At Moxie, everyone has a role to play in providing an excellent customer experience. They do this thanks to a mindset centered on “extreme ownership,” a principle that comes from book by Jocko Willink and Leif Babin. 

“Sometimes a field expert would get a bad review that initially they wouldn't think was under their direct control. Maybe scheduling messed up,” Adam said. But with an extreme ownership mindset and feedback from AskNicely, field experts have a sense of ownership across the entire experience, Adam explained. So instead of looking to the same department that messed up to fix a problem, the team is in the habit of thinking about what they can control and how they can turn the experience around for the customer. This level of responsibility results in better customer experiences and fosters growth across the business.

Connecting with customers

One of the ways the Moxie team does this is through connecting with customers. Adam expected his team to treat customers as valued people, not just another stop on a busy schedule. The team is also expected to share how they do this during team meetings.

Adam asks each team member to share what he calls “a golden moment.” These moments range from a technician bringing in the trash cans for an elderly customer or chatting with them about their favorite sports team. “Connecting person to person to build a connection makes it more than pest control,” Adam said.

Gamification and recognition

Moxie has gotten creative with the ways they reward their teams for delivering excellent customer experiences. It varies by branch, but Adam has used candy bars, energy drinks, and gift cards to create friendly competition among his technicians. But this gamification would be easy for many businesses to replicate to motivate their teams.

While Moxie does have business-wide incentives as well, like vacations for top techs and an annual Branch of the Year competition, smaller incentives are equally motivating. 

Rylie Peska, Director of Marketing and Communications at Moxie, was blown away to discover that every field expert seemed to know their personal CSAT score.

“We would pop into a Slack channel saying the first person to respond with their current CSAT score would win a $50 voucher, and within seconds, everyone's scores came in, and everyone was right. I was like, these guys are really paying attention,” Rylie said.

Why it matters

For pest control companies, customer satisfaction drives retention and referrals. Customers who feel heard and cared for remain loyal, leave better reviews, and are more likely to recommend you to friends and neighbors.

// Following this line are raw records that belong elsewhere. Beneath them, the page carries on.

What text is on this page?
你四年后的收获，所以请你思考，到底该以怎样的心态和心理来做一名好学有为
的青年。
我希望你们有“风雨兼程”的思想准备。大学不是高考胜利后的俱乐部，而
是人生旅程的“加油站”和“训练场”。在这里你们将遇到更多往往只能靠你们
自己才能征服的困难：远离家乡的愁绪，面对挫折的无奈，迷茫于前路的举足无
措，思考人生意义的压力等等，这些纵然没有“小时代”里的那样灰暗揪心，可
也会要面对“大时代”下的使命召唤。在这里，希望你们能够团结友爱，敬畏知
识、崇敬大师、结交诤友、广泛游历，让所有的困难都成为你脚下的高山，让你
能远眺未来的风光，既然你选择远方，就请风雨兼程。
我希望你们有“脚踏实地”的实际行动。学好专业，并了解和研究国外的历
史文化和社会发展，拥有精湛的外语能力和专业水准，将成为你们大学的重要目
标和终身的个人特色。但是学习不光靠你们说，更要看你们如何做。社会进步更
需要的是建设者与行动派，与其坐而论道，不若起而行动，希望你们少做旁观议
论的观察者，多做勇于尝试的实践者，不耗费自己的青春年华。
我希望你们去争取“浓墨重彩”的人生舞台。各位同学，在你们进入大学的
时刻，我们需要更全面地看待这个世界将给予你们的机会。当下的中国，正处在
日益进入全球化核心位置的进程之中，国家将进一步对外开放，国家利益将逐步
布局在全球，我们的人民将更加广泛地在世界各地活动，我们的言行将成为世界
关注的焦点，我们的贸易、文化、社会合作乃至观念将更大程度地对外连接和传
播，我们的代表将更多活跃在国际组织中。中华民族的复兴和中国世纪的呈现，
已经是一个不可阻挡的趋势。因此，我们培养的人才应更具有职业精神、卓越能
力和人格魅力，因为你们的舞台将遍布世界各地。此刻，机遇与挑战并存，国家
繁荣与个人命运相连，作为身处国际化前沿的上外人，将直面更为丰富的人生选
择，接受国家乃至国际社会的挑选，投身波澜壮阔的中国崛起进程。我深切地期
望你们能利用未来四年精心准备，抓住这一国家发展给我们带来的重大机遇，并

By building a culture focused on daily feedback, frontline ownership, and real-time action, pest control providers can:

  • Reducing churn
  • Increase repeat business
  • Win new customers through referrals and positive reviews

If you want to grow your pest control business, start by focusing on your frontline teams. Empower them with the right tools, like real-time feedback platforms, give them clear visibility into their performance, and celebrate their wins even if it's with something as simple as a candy bar.

In pest control, the technician at the door is your brand — and when they own the experience, everybody wins.

TLDR
Moxie Pest Control uses AskNicely’s customer experience management platform to offer the highest level of customer service to their customers.
Moxie uses AskNicely to provide their teams with feedback from customers after every interaction so they can identify areas for improvement.
Leaderboards show the frontline the teams with the highest CSAT scores in real-time to recognize positive behavior and help motivate other teams.
Their field experts are able to get feedback too, helping everyone improve all parts of the customer experience.